It's interesting - they had some guys who really actually knew how to do video, and I think they had a pre-existing video content strategy before "pivot to video" became the hot site-obliterating buzzword. I think that pre-existing experience with it allowed them to avoid getting suckered in too bad; I recall Justin & Griffin experimenting with the "Just Like Art" Monster Factories on Facebook, which I think allowed them to compare the views they were getting there to their regular YouTube stuff and conclude that there wasn't much "there" there.

I think Polygon's real video-based petard that they got hoisted by was that once Justin and Griffin and BDG left to have their own (much more lucrative) independent careers, Polygon was left with this McElroy/BDG-shaped video content hole that nobody left was really equipped to fill. And they couldn't NOT keep producing videos, so, like, they kind of just had whoever was there push out of bunch of painfully underperforming stuff featuring people who really weren't great on-camera or on-mic but who had to make videos because Polygon needs videos!

I mean, they still have Patrick Gill there and he's done some incredibly funny and unhinged stuff at Polygon (Video Game Theater Theatre, Please Retweet, his interviews with Ben Schwartz), but whatever reason, now he's making generic video essay / explainer-type videos that don't play to his strengths at all instead of the weird hilarious shit he used to do. I went back and watched some of his old stuff and it still had me cackling but I couldn't make it through 5 minutes of any of his most recent videos at Polygon.

Arguably you could trace the problem all the way back to the rise of podcasts, when having a clearly marketable personality for visitors to relate to became a much higher priority for sites. I don't know that I would, though - that wouldn't really explain the growth period in the mid-late 2010s - and personally, I'd say the much surer sign of game writing's decline was when everyone started accepting game guides as a genre of publication writing. And on that note: god, I've always hated the space capitalist realism carved out for itself in game writing.

even during my time regularly doing shift work for RPS (2018-2020) there was a real sense that it was losing its voice; that even as the old guard had mostly moved on, all the younger, queerer writers it was hiring couldn't find a sustainable future there. ReedPop barely knew what to do with the site, and I have almost no hope IGN does either.

(Especially now that even Alice O has left, maybe the last remaining flagbearer for "the RPS voice")

The moment i realised it's more "entertainment" than "journalism" was when my fave reviewers were repeatedly mixing up terms "copyright", "trademark" and "patent" during podcasts (when topic of patented game mechanics came up).
It doesn't require going to law school to understand the difference. And i thought it'd be a bit more common knowledge among people who make a living by talking about games and the environment they're made in (IP ownership, patents etc.)

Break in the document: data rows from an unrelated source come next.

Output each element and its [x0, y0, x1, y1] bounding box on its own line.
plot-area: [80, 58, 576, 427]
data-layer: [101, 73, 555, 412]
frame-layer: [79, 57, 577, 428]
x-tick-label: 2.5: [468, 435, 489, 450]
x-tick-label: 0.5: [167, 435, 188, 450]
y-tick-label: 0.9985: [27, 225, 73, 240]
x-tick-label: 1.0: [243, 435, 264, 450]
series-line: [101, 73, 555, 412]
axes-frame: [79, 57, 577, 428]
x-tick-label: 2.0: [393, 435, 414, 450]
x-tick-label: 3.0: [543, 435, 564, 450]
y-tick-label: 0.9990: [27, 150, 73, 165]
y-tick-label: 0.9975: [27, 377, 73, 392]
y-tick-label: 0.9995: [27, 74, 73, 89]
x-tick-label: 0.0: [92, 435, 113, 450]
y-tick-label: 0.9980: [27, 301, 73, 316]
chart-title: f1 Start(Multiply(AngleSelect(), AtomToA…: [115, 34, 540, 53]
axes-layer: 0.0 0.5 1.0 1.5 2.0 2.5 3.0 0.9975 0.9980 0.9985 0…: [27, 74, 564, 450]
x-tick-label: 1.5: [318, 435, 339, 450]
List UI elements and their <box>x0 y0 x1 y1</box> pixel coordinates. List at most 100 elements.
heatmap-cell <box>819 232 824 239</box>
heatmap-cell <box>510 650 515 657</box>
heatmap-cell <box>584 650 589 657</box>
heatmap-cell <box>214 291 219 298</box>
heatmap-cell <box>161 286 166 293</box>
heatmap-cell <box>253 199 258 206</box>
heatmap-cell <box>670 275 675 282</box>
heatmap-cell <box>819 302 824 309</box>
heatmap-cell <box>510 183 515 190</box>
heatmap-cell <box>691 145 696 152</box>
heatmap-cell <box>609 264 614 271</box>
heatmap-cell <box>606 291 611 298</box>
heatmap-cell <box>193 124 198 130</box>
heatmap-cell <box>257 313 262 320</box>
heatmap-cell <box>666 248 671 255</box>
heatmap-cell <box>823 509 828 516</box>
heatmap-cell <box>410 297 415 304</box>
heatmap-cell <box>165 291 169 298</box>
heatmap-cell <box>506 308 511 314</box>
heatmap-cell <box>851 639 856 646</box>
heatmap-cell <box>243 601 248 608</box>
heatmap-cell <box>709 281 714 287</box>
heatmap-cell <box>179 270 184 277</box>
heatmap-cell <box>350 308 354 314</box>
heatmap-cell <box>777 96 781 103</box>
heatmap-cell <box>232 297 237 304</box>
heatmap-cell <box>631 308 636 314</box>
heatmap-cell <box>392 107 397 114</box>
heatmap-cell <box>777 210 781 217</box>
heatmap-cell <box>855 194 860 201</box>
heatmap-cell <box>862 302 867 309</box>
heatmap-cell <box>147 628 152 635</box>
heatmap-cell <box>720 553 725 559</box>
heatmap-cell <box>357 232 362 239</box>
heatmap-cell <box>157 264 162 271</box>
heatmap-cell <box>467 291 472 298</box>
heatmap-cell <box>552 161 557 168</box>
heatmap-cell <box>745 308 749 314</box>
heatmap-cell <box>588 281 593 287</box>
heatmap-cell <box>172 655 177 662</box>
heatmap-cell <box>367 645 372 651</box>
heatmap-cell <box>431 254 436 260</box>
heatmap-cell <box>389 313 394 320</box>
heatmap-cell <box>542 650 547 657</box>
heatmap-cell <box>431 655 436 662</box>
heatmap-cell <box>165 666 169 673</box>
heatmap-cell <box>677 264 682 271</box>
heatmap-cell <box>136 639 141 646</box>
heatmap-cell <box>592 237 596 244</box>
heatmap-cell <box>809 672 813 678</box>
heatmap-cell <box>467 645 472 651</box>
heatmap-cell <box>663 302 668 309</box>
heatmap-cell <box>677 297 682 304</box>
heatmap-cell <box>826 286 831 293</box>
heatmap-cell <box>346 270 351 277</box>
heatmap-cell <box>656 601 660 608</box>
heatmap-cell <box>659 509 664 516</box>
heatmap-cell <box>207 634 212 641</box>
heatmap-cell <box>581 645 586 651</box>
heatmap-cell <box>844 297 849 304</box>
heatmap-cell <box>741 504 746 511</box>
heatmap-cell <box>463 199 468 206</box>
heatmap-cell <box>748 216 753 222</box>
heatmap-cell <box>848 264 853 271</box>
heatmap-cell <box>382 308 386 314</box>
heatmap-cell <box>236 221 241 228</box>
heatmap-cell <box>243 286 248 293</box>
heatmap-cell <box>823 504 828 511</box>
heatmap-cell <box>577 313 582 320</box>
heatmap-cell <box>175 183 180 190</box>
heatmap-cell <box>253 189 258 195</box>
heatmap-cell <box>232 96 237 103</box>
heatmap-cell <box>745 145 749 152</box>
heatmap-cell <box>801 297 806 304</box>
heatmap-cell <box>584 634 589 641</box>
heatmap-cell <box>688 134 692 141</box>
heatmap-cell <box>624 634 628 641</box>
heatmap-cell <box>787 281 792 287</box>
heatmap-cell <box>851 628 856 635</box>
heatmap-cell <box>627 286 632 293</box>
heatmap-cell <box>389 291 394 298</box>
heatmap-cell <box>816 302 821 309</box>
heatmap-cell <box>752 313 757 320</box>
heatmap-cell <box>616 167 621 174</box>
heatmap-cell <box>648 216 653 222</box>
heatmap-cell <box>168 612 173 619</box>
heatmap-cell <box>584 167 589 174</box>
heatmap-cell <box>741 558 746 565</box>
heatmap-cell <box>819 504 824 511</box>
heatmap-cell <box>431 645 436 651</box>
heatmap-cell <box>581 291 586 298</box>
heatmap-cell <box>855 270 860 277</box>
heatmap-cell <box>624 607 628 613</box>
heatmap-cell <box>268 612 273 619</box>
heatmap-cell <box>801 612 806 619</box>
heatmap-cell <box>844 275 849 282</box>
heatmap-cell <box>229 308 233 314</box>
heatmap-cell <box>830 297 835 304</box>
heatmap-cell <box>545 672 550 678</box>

man I’m still not over Polygon running a whole article initially claiming that Toby Fox purposefully used a motif from his ancient intentionally-incendiary preteen mpreg musical in his Pokémon Sword/Shield Battle Tower theme, based entirely on twitter hearsay. I had to literally get the article amended with a strongly worded message because it was just severely untrue, and they published this mere MINUTES after I’d just finished a huge public rant about WHY IT WAS UNTRUE, which now remains cited at the bottom of the article (though they’ve since amended it further to remove even the traces of them having ever made the claim that it was Definitely True, leaving only citation of my claim that he was never fully banned from the MSPA forums for making it….)

anyway. ugh.

August 2014 is when the whole enthusiast writing industry around gaming just up and died for me, and I decided "yeah, I'm done". I don't think I've intentionally read anything on a gaming site since, and stopped writing about games in 2015 after 11 years of doing nothing but that.